Несколько братьев вошли в храм. Они внесли охапки дров, глиняные горшки. Двое из них вели шейха Муктаду. Решем-Цедер умолк и указал факелом на него.
— Презренный Муктада абу Нахъян бин Самави бин Хайр аль-Хамси! — изрек ан-Надм. — Ты навлек на наши головы страшную беду, призвав сюда несметные войска южных варваров. Ты сделал это во время войны. Это измена.
— А по-моему, изменник ты! — заявил Муктада. — Изменник и узурпатор! И хуже того — ты богохульник, ибо отступился от Всеотца, отдавшись поклонению идолищу. Ты хуже язычника, ибо язычник придет к свету, а ты оставил свет ради тьмы!
— Ты изменник, Муктада. А измена карается смертью, — ан-Надм пропустил гневную тираду мимо ушей.
— Я вазир великого хана! Меня нельзя казнить!.. Казнишь меня — и аль-Хамси будут мстить…
— Ты будешь сожжен во имя Апеш-Мааца.
Муктада изменился в лице. Он понял, зачем его привели в проклятый храм. Руки его опустились.
— Нет, — сказал он тихо. — Нет.
— Давайте его сюда, — ан-Надм отошел в сторону. Братья подхватили Муктаду и подняли над алтарной чашей. Тот заизвивался, вопя, угрожая и умоляя.
— Апеш-Маац, сияющий змей! — запел Решем-Цедер, перекрикивая причитания вазира, — прими эту жертву, и да умягчится ею гнев твой.
На Муктаду плеснули нефтью из горшка и бросили в чашу. Огонь охватил его мгновенно, взметнувшись к самому потолку храма, обдал всех волной жара. Вопль старика достиг нечеловеческой ноты и оборвался.
Решем-Цедер тоже замолчал, закончив свою песню.
— Это только начало, — сказал он, — только начало.
Сон был долгим и тяжелым, как будто огромный, до края земли, свинцовый куб навалился сверху, расплющив сознание, лишив его возможность двигаться, видеть, понимать. Мир перестал существовать.
Сколько времени прошло так, и прошло ли, и вообще что такое время? Неизвестно. Но куб приподнялся, и от горизонта, засветившегося предутренним сумраком, со всех сторон хлынули мысли, воспоминания, обрывки снов. Разум впитывал их, преобразовывал, соединял и разрывал, и постепенно приобретал прежнюю силу и гибкость.
Потом навалились видения ужасные и непонятные.
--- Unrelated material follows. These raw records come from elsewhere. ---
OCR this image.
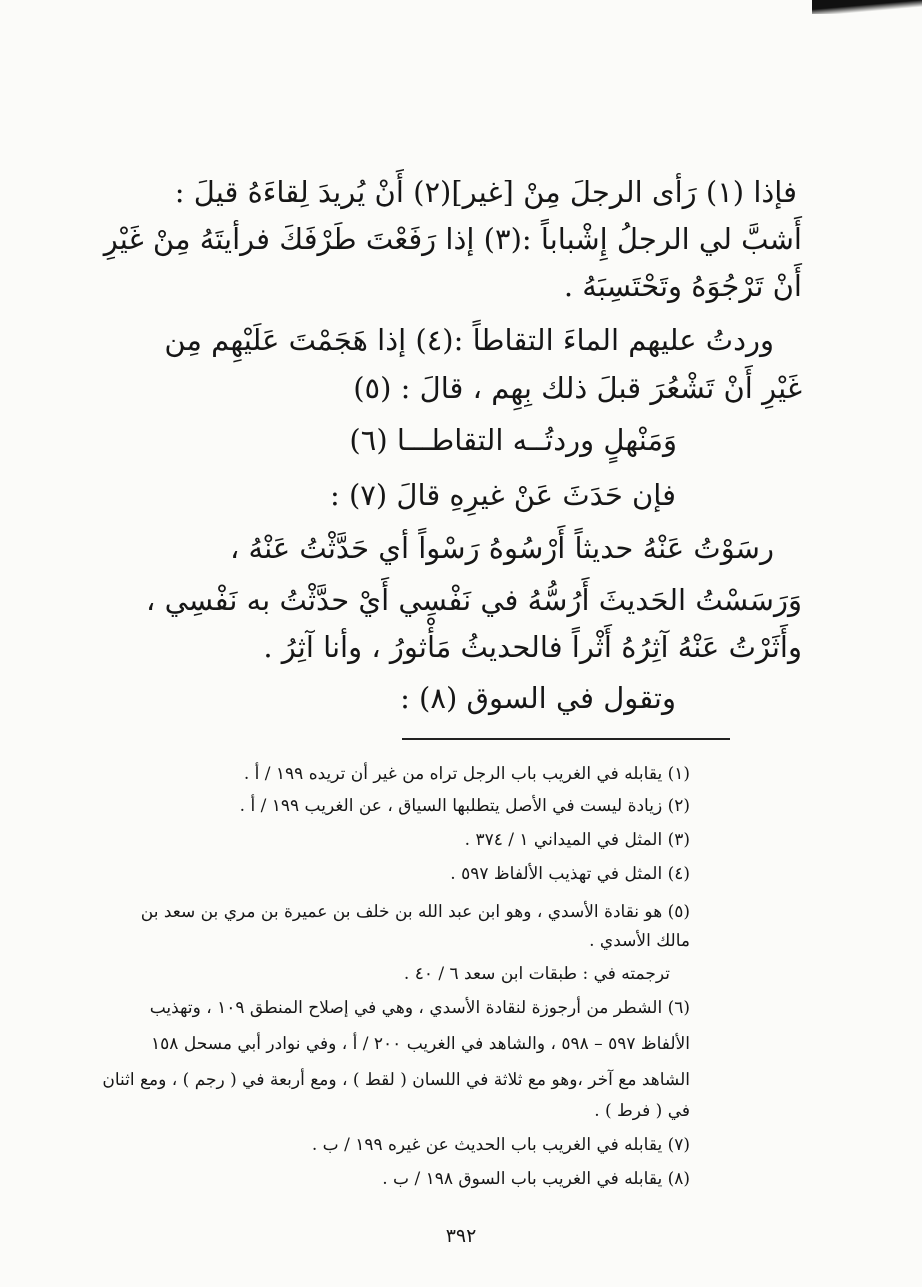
فإذا (١) رَأى الرجلَ مِنْ [غير](٢) أَنْ يُريدَ لِقاءَهُ قيلَ :
أَشبَّ لي الرجلُ إِشْباباً :(٣) إذا رَفَعْتَ طَرْفَكَ فرأيتَهُ مِنْ غَيْرِ
أَنْ تَرْجُوَهُ وتَحْتَسِبَهُ .
وردتُ عليهم الماءَ التقاطاً :(٤) إذا هَجَمْتَ عَلَيْهِم مِن
غَيْرِ أَنْ تَشْعُرَ قبلَ ذلك بِهِم ، قالَ : (٥)
وَمَنْهلٍ وردتُــه التقاطـــا (٦)
فإن حَدَثَ عَنْ غيرِهِ قالَ (٧) :
رسَوْتُ عَنْهُ حديثاً أَرْسُوهُ رَسْواً أي حَدَّثْتُ عَنْهُ ،
وَرَسَسْتُ الحَديثَ أَرُسُّهُ في نَفْسِي أَيْ حدَّثْتُ به نَفْسِي ،
وأَثَرْتُ عَنْهُ آثِرُهُ أَثْراً فالحديثُ مَأْثورُ ، وأنا آثِرُ .
وتقول في السوق (٨) :
(١) يقابله في الغريب باب الرجل تراه من غير أن تريده ١٩٩ / أ .
(٢) زيادة ليست في الأصل يتطلبها السياق ، عن الغريب ١٩٩ / أ .
(٣) المثل في الميداني ١ / ٣٧٤ .
(٤) المثل في تهذيب الألفاظ ٥٩٧ .
(٥) هو نقادة الأسدي ، وهو ابن عبد الله بن خلف بن عميرة بن مري بن سعد بن
مالك الأسدي .
ترجمته في : طبقات ابن سعد ٦ / ٤٠ .
(٦) الشطر من أرجوزة لنقادة الأسدي ، وهي في إصلاح المنطق ١٠٩ ، وتهذيب
الألفاظ ٥٩٧ – ٥٩٨ ، والشاهد في الغريب ٢٠٠ / أ ، وفي نوادر أبي مسحل ١٥٨
الشاهد مع آخر ،وهو مع ثلاثة في اللسان ( لقط ) ، ومع أربعة في ( رجم ) ، ومع اثنان
في ( فرط ) .
(٧) يقابله في الغريب باب الحديث عن غيره ١٩٩ / ب .
(٨) يقابله في الغريب باب السوق ١٩٨ / ب .
٣٩٢
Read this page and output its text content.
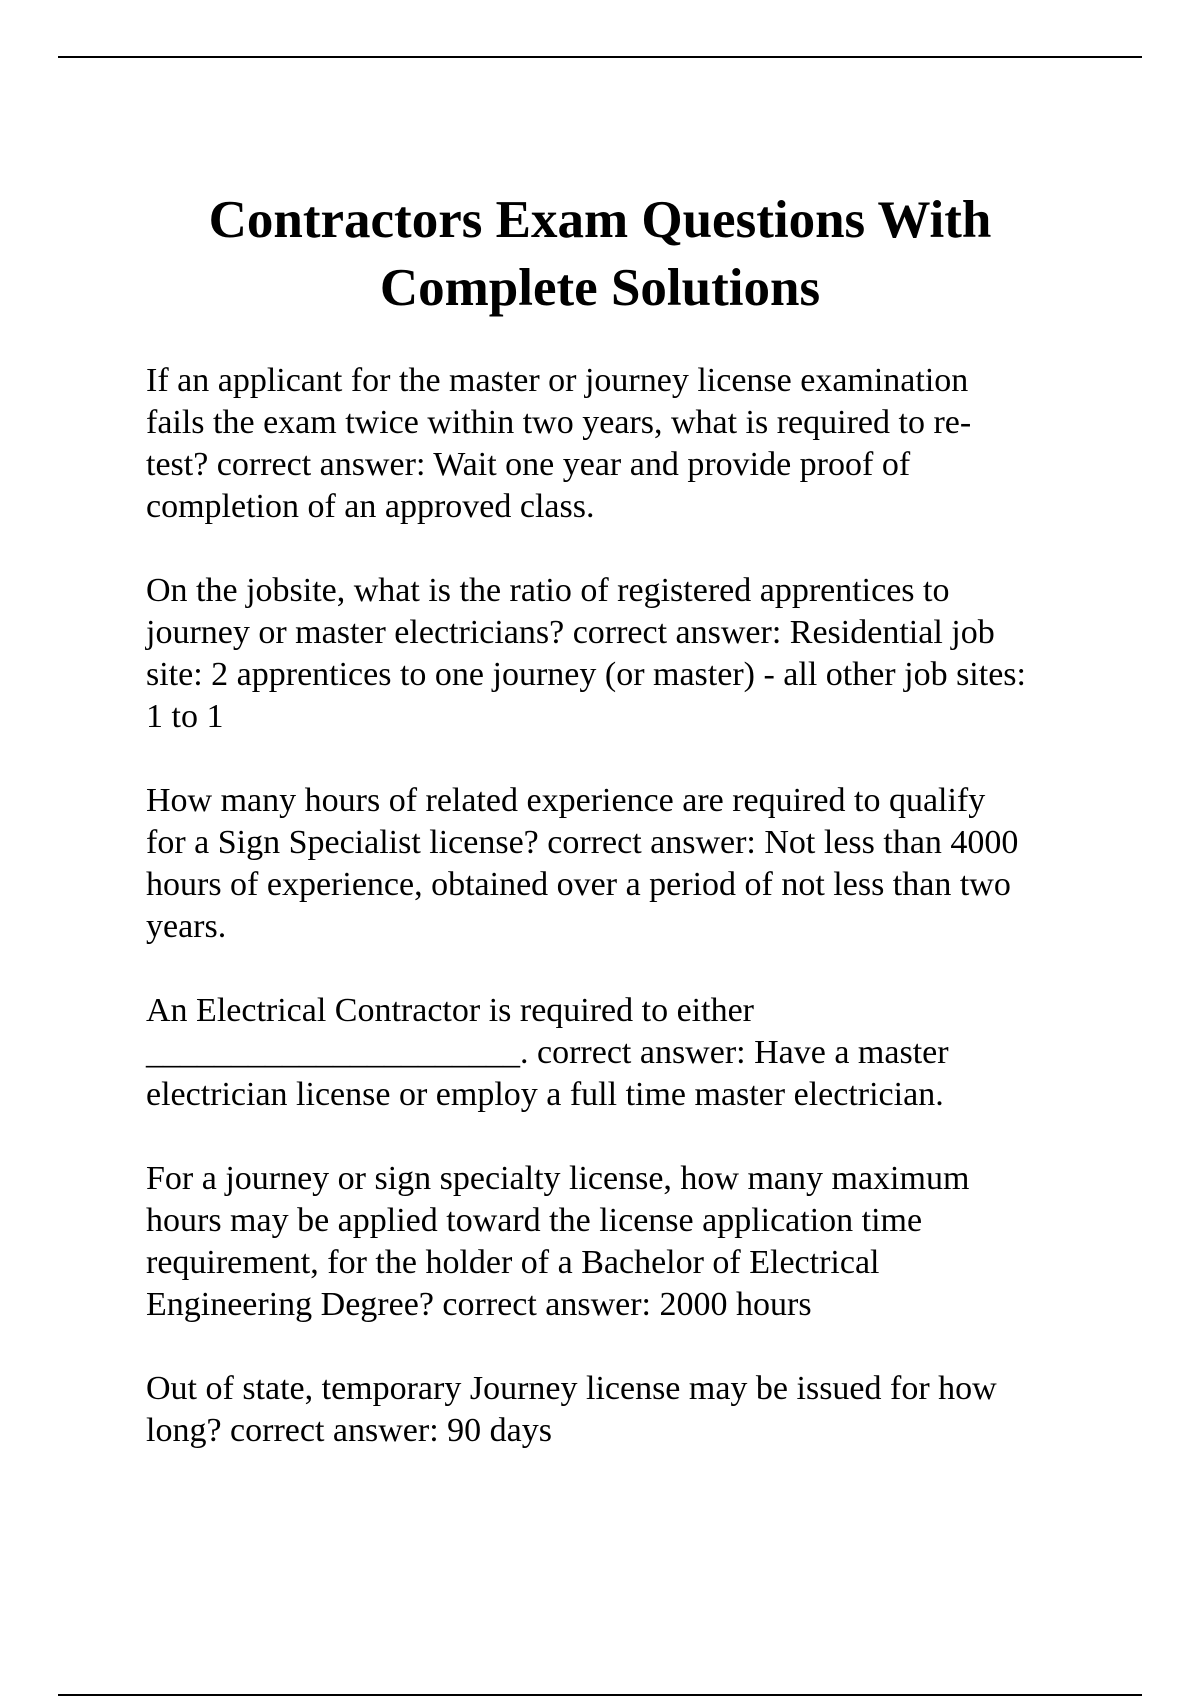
Contractors Exam Questions With
Complete Solutions

If an applicant for the master or journey license examination
fails the exam twice within two years, what is required to re-
test? correct answer: Wait one year and provide proof of
completion of an approved class.

On the jobsite, what is the ratio of registered apprentices to
journey or master electricians? correct answer: Residential job
site: 2 apprentices to one journey (or master) - all other job sites:
1 to 1

How many hours of related experience are required to qualify
for a Sign Specialist license? correct answer: Not less than 4000
hours of experience, obtained over a period of not less than two
years.

An Electrical Contractor is required to either
______________________. correct answer: Have a master
electrician license or employ a full time master electrician.

For a journey or sign specialty license, how many maximum
hours may be applied toward the license application time
requirement, for the holder of a Bachelor of Electrical
Engineering Degree? correct answer: 2000 hours

Out of state, temporary Journey license may be issued for how
long? correct answer: 90 days
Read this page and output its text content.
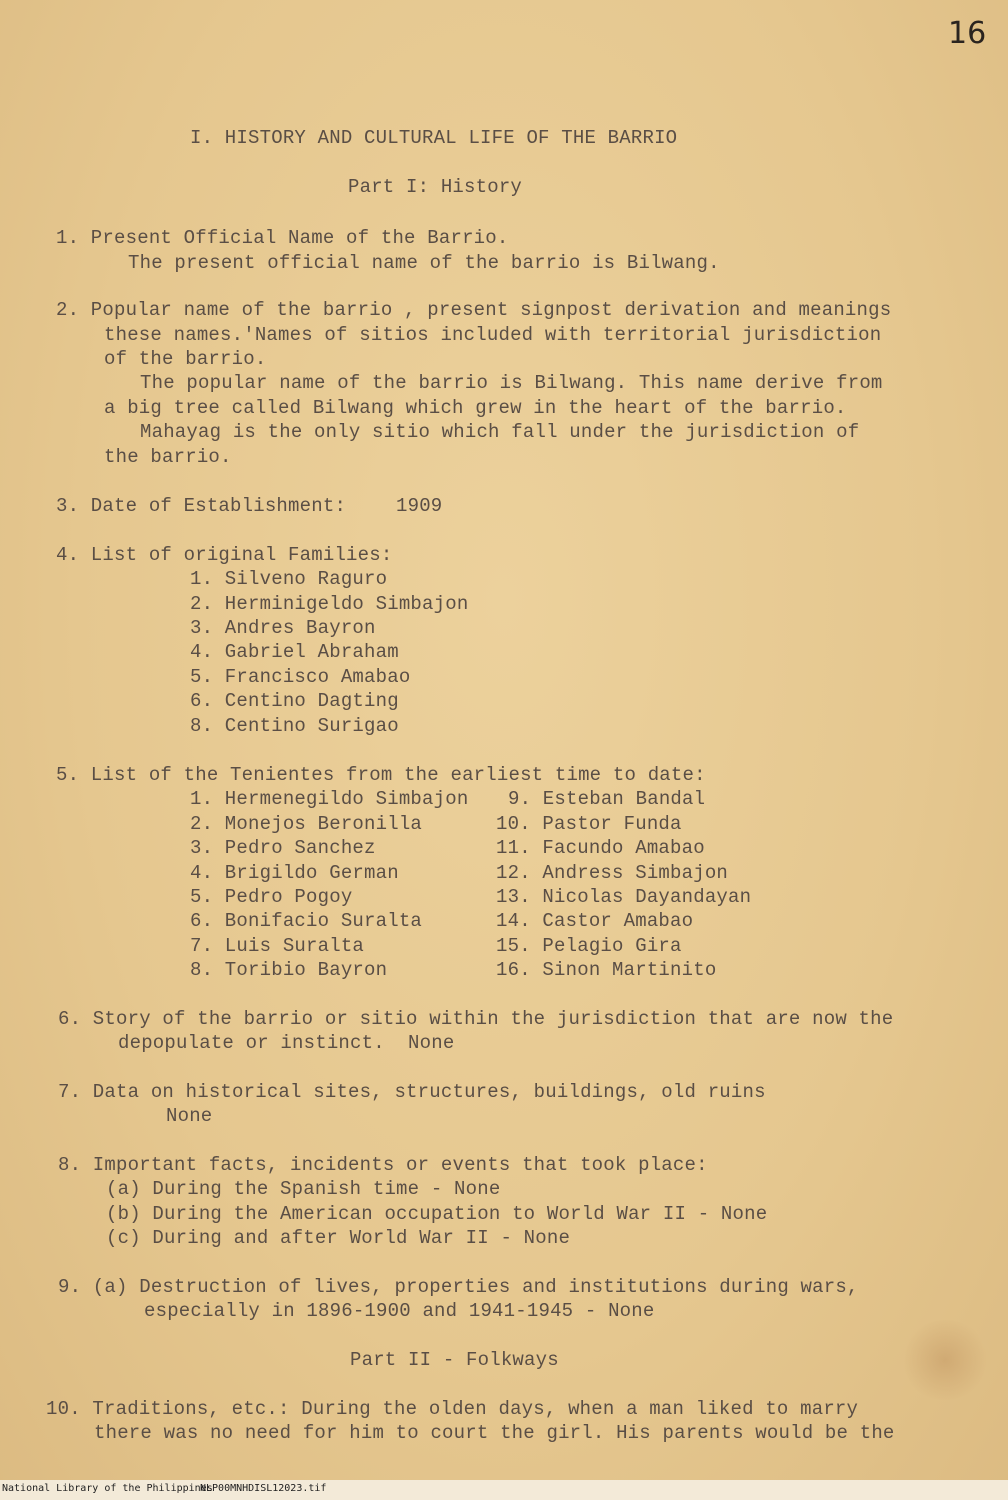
16
I. HISTORY AND CULTURAL LIFE OF THE BARRIO
Part I: History
1. Present Official Name of the Barrio.
The present official name of the barrio is Bilwang.
2. Popular name of the barrio , present signpost derivation and meanings
these names.'Names of sitios included with territorial jurisdiction
of the barrio.
The popular name of the barrio is Bilwang. This name derive from
a big tree called Bilwang which grew in the heart of the barrio.
Mahayag is the only sitio which fall under the jurisdiction of
the barrio.
3. Date of Establishment:	1909
4. List of original Families:
1. Silveno Raguro
2. Herminigeldo Simbajon
3. Andres Bayron
4. Gabriel Abraham
5. Francisco Amabao
6. Centino Dagting
8. Centino Surigao
5. List of the Tenientes from the earliest time to date:
1. Hermenegildo Simbajon
2. Monejos Beronilla
3. Pedro Sanchez
4. Brigildo German
5. Pedro Pogoy
6. Bonifacio Suralta
7. Luis Suralta
8. Toribio Bayron
9. Esteban Bandal
10. Pastor Funda
11. Facundo Amabao
12. Andress Simbajon
13. Nicolas Dayandayan
14. Castor Amabao
15. Pelagio Gira
16. Sinon Martinito
6. Story of the barrio or sitio within the jurisdiction that are now the
depopulate or instinct.  None
7. Data on historical sites, structures, buildings, old ruins
None
8. Important facts, incidents or events that took place:
(a) During the Spanish time - None
(b) During the American occupation to World War II - None
(c) During and after World War II - None
9. (a) Destruction of lives, properties and institutions during wars,
especially in 1896-1900 and 1941-1945 - None
Part II - Folkways
10. Traditions, etc.: During the olden days, when a man liked to marry
there was no need for him to court the girl. His parents would be the
National Library of the Philippines
NLP00MNHDISL12023.tif
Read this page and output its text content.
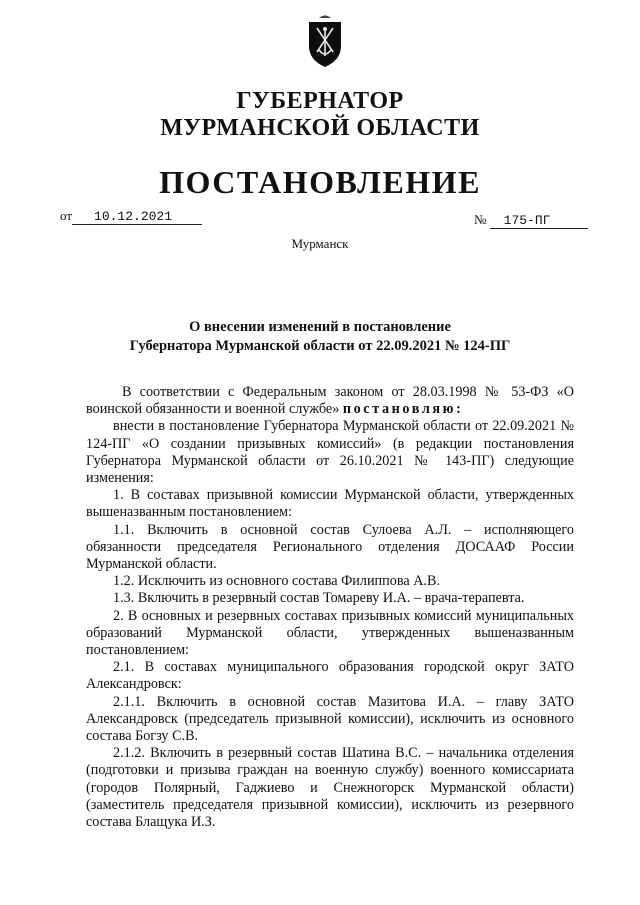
ГУБЕРНАТОР
МУРМАНСКОЙ ОБЛАСТИ
ПОСТАНОВЛЕНИЕ
от 10.12.2021	№ 175-ПГ
Мурманск
О внесении изменений в постановление
Губернатора Мурманской области от 22.09.2021 № 124-ПГ

В соответствии с Федеральным законом от 28.03.1998 № 53-ФЗ «О воинской обязанности и военной службе» постановляю:

внести в постановление Губернатора Мурманской области от 22.09.2021 № 124-ПГ «О создании призывных комиссий» (в редакции постановления Губернатора Мурманской области от 26.10.2021 № 143-ПГ) следующие изменения:

1. В составах призывной комиссии Мурманской области, утвержденных вышеназванным постановлением:

1.1. Включить в основной состав Сулоева А.Л. – исполняющего обязанности председателя Регионального отделения ДОСААФ России Мурманской области.

1.2. Исключить из основного состава Филиппова А.В.

1.3. Включить в резервный состав Томареву И.А. – врача-терапевта.

2. В основных и резервных составах призывных комиссий муниципальных образований Мурманской области, утвержденных вышеназванным постановлением:

2.1. В составах муниципального образования городской округ ЗАТО Александровск:

2.1.1. Включить в основной состав Мазитова И.А. – главу ЗАТО Александровск (председатель призывной комиссии), исключить из основного состава Богзу С.В.

2.1.2. Включить в резервный состав Шатина В.С. – начальника отделения (подготовки и призыва граждан на военную службу) военного комиссариата (городов Полярный, Гаджиево и Снежногорск Мурманской области) (заместитель председателя призывной комиссии), исключить из резервного состава Блащука И.З.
Целые миры вращались вокруг, сталкиваясь, прроникая один в другой, события случались, а потом откатывались назад во времени, словно их и не было никогда. Люди и боги приходили и уходили, они говорили на тысяче языков, но речь их была понятной.
А потом в этом хаосе звуков и образов появился один, и постепенно вытеснил все остальные, превратив их в серую массу на границе восприятия. Озхан. Он стоял по колено в бушующем море и протягивал ей руку. Он улыбался. Он звал ее.
Она рванулась к нему — но выпала в реальность.
Серый мир за окном был полон воды. Грозовые тучи неслись на север, подгоняемые хлыстами молний, их пот дождем проливался на землю, а волны реки подхватывали его и уносили на юг, к морю, где вода испарялась и возносилась обратно к небесам. В этом была жизнь, смерть и возрождение, вечный неразрывный цикл, о котором говорят книги Сементериума.